Background: HIV infection is a global public health issue that is frequently associated with cardiac involvement. However, myocardial dysfunction and heart failure are often clinically occult or attributed incorrectly to other non-cardiac disease processes even a heightened awareness and knowledge for these cardiac diseases in HIV-infected patients may lead to earlier detection and a reduction in morbidity and mortality. The present study evaluates the frequency and clinical course of myocardial dysfunction and heart failure in a HIV-infected population.

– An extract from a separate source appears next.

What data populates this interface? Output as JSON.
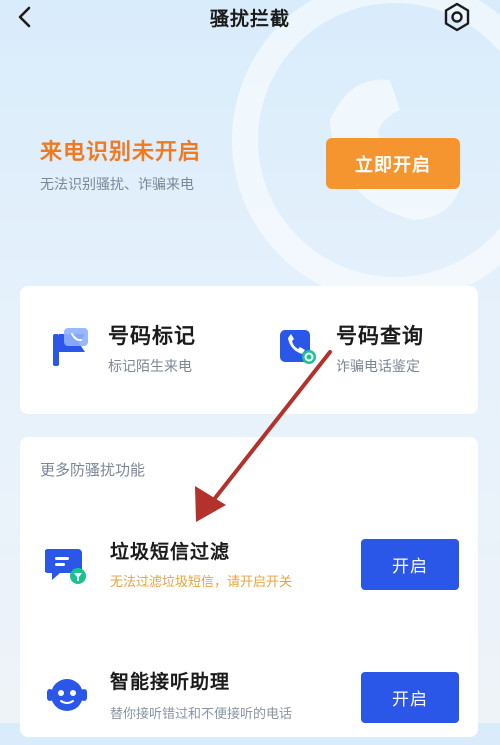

Methods: The HIV-HEART (HIV-infection and HEART disease) study is a prospective, long-term cohort study. The study is designed and powered to define prevalence and natural history of chronic heart failure. Following a pilot-study of 105 HIV-infected subjects the HIV-HEART trial will contain 802 HIV-infected males and females with and without antiretroviral therapy in an urban population. HIV-HEART is performed by using non-invasive techniques for the quantification of exercise intolerance and ventricular dysfunction, including concentration of B-type natriretic peptide (BNP), transthoracal echocardiography and endurance testing. Patients with BNP >100 pg/ml achieve a magnetic resonance tomography of the heart for characterization of myocardial dysfunction and type of cardiomyopathy. To determine incidence and natural history of myocardial dysfunction and heart failure, a 2 year follow-up started in September 2006.
Conclusions: The HIV-HEART study will define the significance of myocardial dysfunction and heart failure in a HIV-infected urban population and classify appropriate methods for identifying high-risk patients, the basis for risk stratification and therapy.